Indirizzo di saluto al convegno 'Mafie e libere professioni. Come riconoscere e contrastare l'area grigia'
Buongiorno a tutti e a tutte,
Saluto il Professor Gaetano Manfredi, Presidente della Conferenza dei rettori italiani e rettore dell'Università Federico II di Napoli, e gli altri relatori.
Considero di grande rilevanza, sul piano politico, economico e sociale, il tema oggetto del convegno odierno.
Il fenomeno della compromissione con le mafie delle professioni liberali è infatti uno degli aspetti più preoccupanti e insidiosi dell'evoluzione della criminalità organizzata nel nostro Paese e non solo.
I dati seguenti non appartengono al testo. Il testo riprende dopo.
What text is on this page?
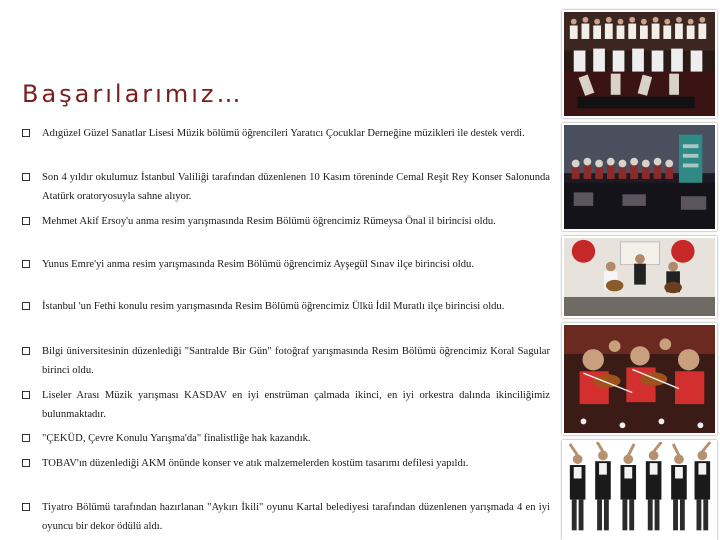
Başarılarımız…
Adıgüzel Güzel Sanatlar Lisesi Müzik bölümü öğrencileri Yaratıcı Çocuklar Derneğine müzikleri ile destek verdi.
Son 4 yıldır okulumuz İstanbul Valiliği tarafından düzenlenen 10 Kasım töreninde Cemal Reşit Rey Konser Salonunda Atatürk oratoryosuyla sahne alıyor.
Mehmet Akif Ersoy'u anma resim yarışmasında Resim Bölümü öğrencimiz Rümeysa Önal il birincisi oldu.
Yunus Emre'yi anma resim yarışmasında Resim Bölümü öğrencimiz Ayşegül Sınav ilçe birincisi oldu.
İstanbul 'un Fethi konulu resim yarışmasında Resim Bölümü öğrencimiz Ülkü İdil Muratlı ilçe birincisi oldu.
Bilgi üniversitesinin düzenlediği "Santralde Bir Gün" fotoğraf yarışmasında Resim Bölümü öğrencimiz Koral Sagular birinci oldu.
Liseler Arası Müzik yarışması KASDAV en iyi enstrüman çalmada ikinci, en iyi orkestra dalında ikinciliğimiz bulunmaktadır.
"ÇEKÜD, Çevre Konulu Yarışma'da" finalistliğe hak kazandık.
TOBAV'ın düzenlediği AKM önünde konser ve atık malzemelerden kostüm tasarımı defilesi yapıldı.
Tiyatro Bölümü tarafından hazırlanan "Aykırı İkili" oyunu Kartal belediyesi tarafından düzenlenen yarışmada 4 en iyi oyuncu bir dekor ödülü aldı.
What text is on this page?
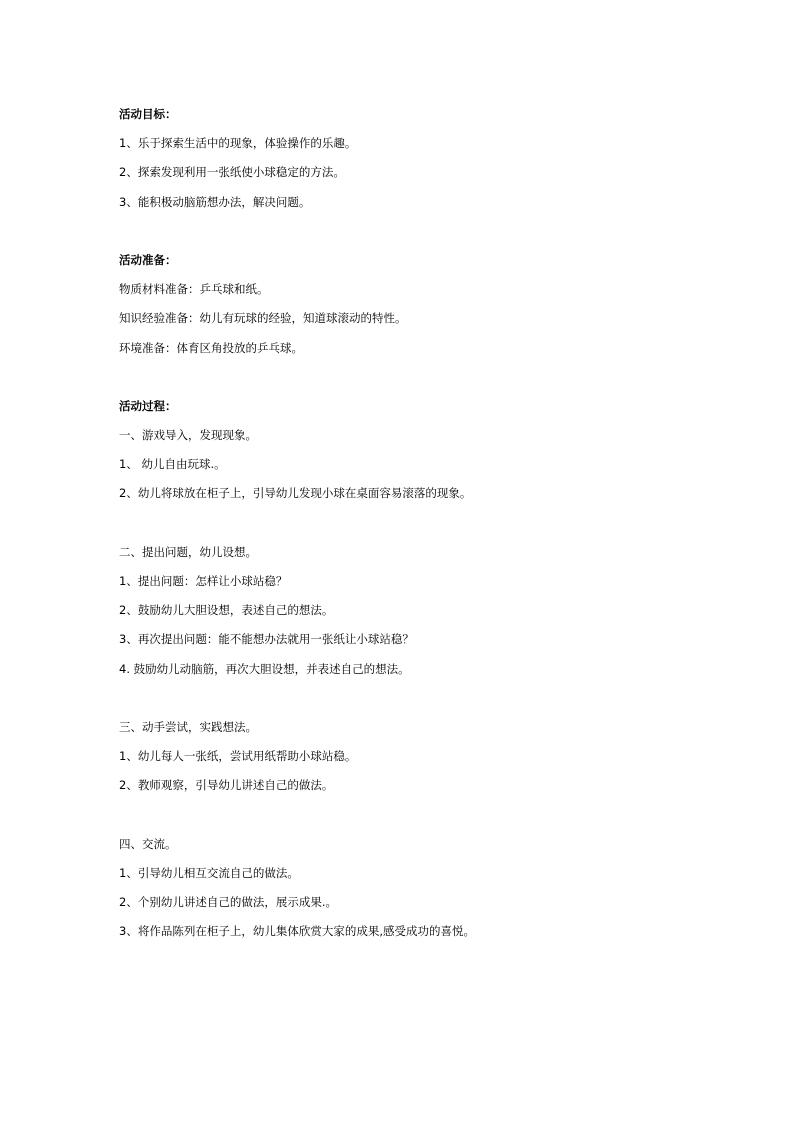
活动目标：
1、乐于探索生活中的现象，体验操作的乐趣。
2、探索发现利用一张纸使小球稳定的方法。
3、能积极动脑筋想办法，解决问题。
活动准备：
物质材料准备：乒乓球和纸。
知识经验准备：幼儿有玩球的经验，知道球滚动的特性。
环境准备：体育区角投放的乒乓球。
活动过程：
一、游戏导入，发现现象。
1、 幼儿自由玩球.。
2、幼儿将球放在柜子上，引导幼儿发现小球在桌面容易滚落的现象。
二、提出问题，幼儿设想。
1、提出问题：怎样让小球站稳？
2、鼓励幼儿大胆设想，表述自己的想法。
3、再次提出问题：能不能想办法就用一张纸让小球站稳？
4. 鼓励幼儿动脑筋，再次大胆设想，并表述自己的想法。
三、动手尝试，实践想法。
1、幼儿每人一张纸，尝试用纸帮助小球站稳。
2、教师观察，引导幼儿讲述自己的做法。
四、交流。
1、引导幼儿相互交流自己的做法。
2、个别幼儿讲述自己的做法，展示成果.。
3、将作品陈列在柜子上，幼儿集体欣赏大家的成果,感受成功的喜悦。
Le mafie cercano in misura crescente di stabilire rapporti di collusione e complicità con quell' "area grigia" composta da imprenditori, politici, funzionari pubblici e, appunto professionisti.
Hanno bisogno di specifiche competenze tecniche per attività di riciclaggio, per la stesura di perizie infedeli, per la partecipazione ad appalti pubblici, per ogni altra forma di consulenza legale o contabile volta a eludere la legge.
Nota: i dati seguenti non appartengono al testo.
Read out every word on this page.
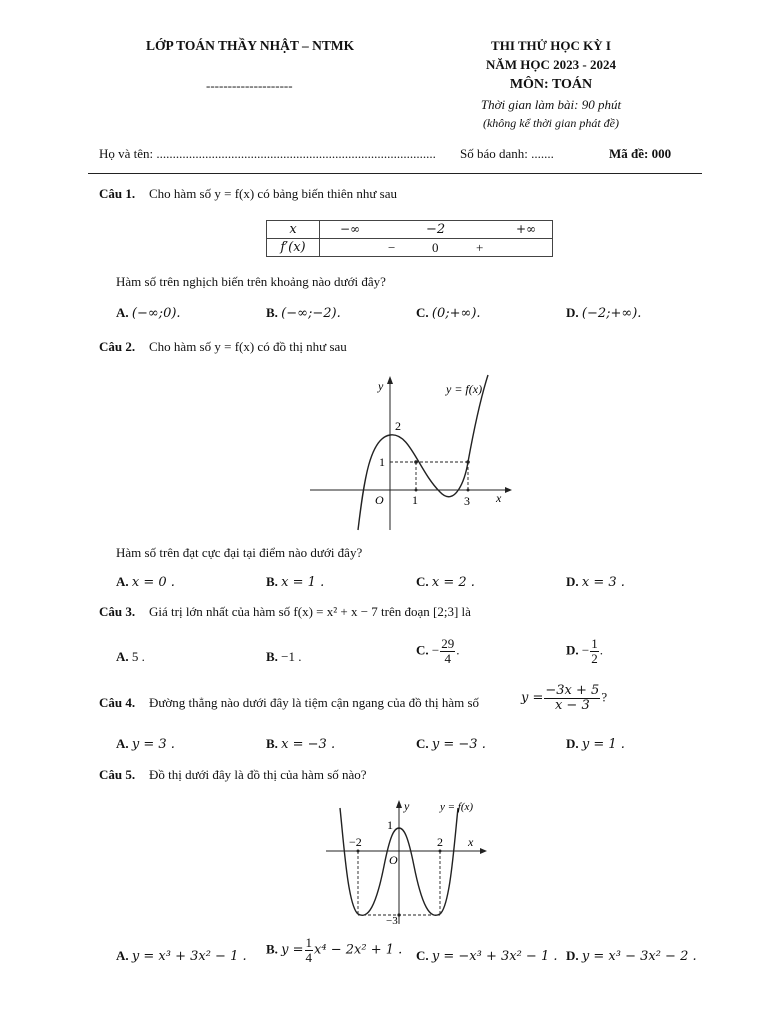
LỚP TOÁN THẦY NHẬT – NTMK
--------------------
THI THỬ HỌC KỲ I
NĂM HỌC 2023 - 2024
MÔN: TOÁN
Thời gian làm bài: 90 phút
(không kể thời gian phát đề)
Họ và tên: ...................................................................................... Số báo danh: .......	Mã đề: 000
Câu 1. Cho hàm số y = f(x) có bảng biến thiên như sau
x	−∞ −2 +∞

f′(x)	− 0 +
Hàm số trên nghịch biến trên khoảng nào dưới đây?
A. (−∞;0).	B. (−∞;−2).	C. (0;+∞).	D. (−2;+∞).
Câu 2. Cho hàm số y = f(x) có đồ thị như sau
y	y = f(x)
2
1
O 1	3 x
Hàm số trên đạt cực đại tại điểm nào dưới đây?
A. x = 0 .	B. x = 1 .	C. x = 2 .	D. x = 3 .
Câu 3. Giá trị lớn nhất của hàm số f(x) = x² + x − 7 trên đoạn [2;3] là
A. 5 .	B. −1 .	C. − $\frac{29}{4}$ .	D. − $\frac{1}{2}$ .
Câu 4. Đường thẳng nào dưới đây là tiệm cận ngang của đồ thị hàm số	$y = \frac{-3x + 5}{x - 3}$ ?
A. y = 3 .	B. x = −3 .	C. y = −3 .	D. y = 1 .
Câu 5. Đồ thị dưới đây là đồ thị của hàm số nào?
y	y = f(x)
1
−2	2 x
O
−3
A. y = x³ + 3x² − 1 .
B. $y = \frac{1}{4} x^4 - 2x^2 + 1$ . C. y = −x³ + 3x² − 1 . D. y = x³ − 3x² − 2 .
Al tempo stesso, si stanno sviluppando organizzazioni criminali composte di «colletti bianchi», inclusi professionisti, che collaborano con quelle mafiose per conseguire obiettivi comuni o per avvalersi dei loro servizi di protezione e di intermediazione.
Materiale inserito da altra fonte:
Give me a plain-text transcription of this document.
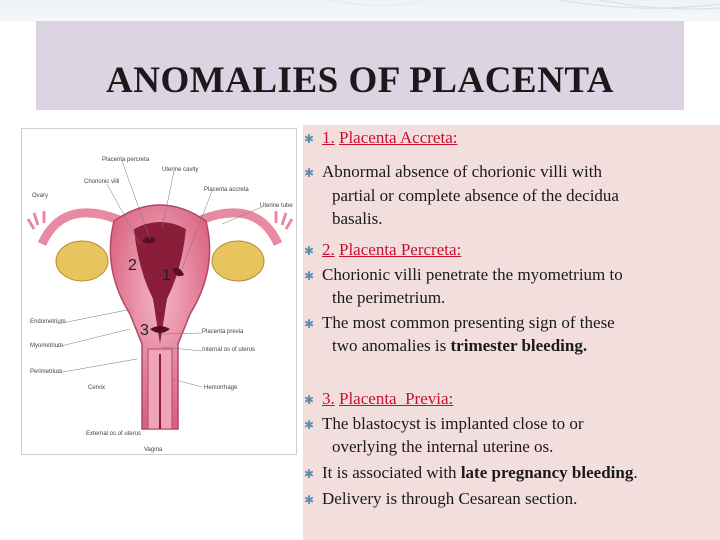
ANOMALIES OF PLACENTA
Placenta percreta
Uterine cavity
Chorionic villi
Ovary
Placenta accreta
Uterine tube
Endometrium
Myometrium
Perimetrium
Cervix
External os of uterus
Vagina
Placenta previa
Internal os of uterus
Hemorrhage
2
1
3
✱ 1. Placenta Accreta:
✱ Abnormal absence of chorionic villi with
partial or complete absence of the decidua
basalis.
✱ 2. Placenta Percreta:
✱ Chorionic villi penetrate the myometrium to
the perimetrium.
✱ The most common presenting sign of these
two anomalies is trimester bleeding.
✱ 3. Placenta  Previa:
✱ The blastocyst is implanted close to or
overlying the internal uterine os.
✱ It is associated with late pregnancy bleeding.
✱ Delivery is through Cesarean section.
Le libere professioni in questi casi diventano un "ponte" tra l'economia lecita e quella mafiosa e viceversa. Questo purtroppo testimoniano numerose inchieste giudiziarie che hanno investito appartenenti agli ordini professionali.
La Corte di cassazione ha individuato una formula efficace per descrivere il fenomeno: si tratta di una vera e propria "borghesia mafiosa", composta di personaggi insospettabili che, pur non essendo necessariamente inseriti nella struttura criminale, avvantaggiano con le loro specifiche competenze professionali la mafia e ne facilitano la penetrazione nella società civile e nel sistema economico.
Questa "area grigia" inquina così in modo spesso silenzioso - e quindi tanto più pericoloso - ampi settori della vita del nostro Paese.
È dunque molto importante che questi fenomeni - pericolosi e complessi - siano oggetto di massima attenzione da parte del Parlamento.
Nella scorsa legislatura la Commissione parlamentare antimafia ha svolto un approfondimento sul tema, costituendo al suo interno un apposito Comitato «Infiltrazioni nell'economia legale: mafie, impresa e professioni».
Per farlo si è avvalsa del contributo dell'Università; in particolare ha stipulato con la Conferenza dei rettori delle università italiane, un Protocollo d'intesa sulla lotta ai poteri mafiosi. In questo quadro che ha sostenuto un apposito progetto di ricerca con la Federico II di Napoli sul tema dell'area grigia e del ruolo degli ordini e collegi professionali. Ulteriori progetti sono stati avviati peraltro su temi connessi con altre università italiane.
Considero di grande significato il Protocollo e i progetti avviati: ho sottolineato in più occasioni che la collaborazione tra le Istituzioni e l'Università, a tutti i livelli, costituisce un presupposto decisivo affinché le decisioni assunte siano fondate su una adeguata basa informativa. E che conseguentemente il Parlamento - se intende essere una istituzione culturale, in grado di definire una visione lungimirante di Paese - deve dialogare con il mondo accademico e in generale della ricerca.
Anche avvalendosi di questa collaborazione con l'Università, la Commissione antimafia ha evidenziato fortissime criticità che rendono problematica un'efficace azione di prevenzione e repressione del fenomeno della compromissione delle libere professioni con le mafie.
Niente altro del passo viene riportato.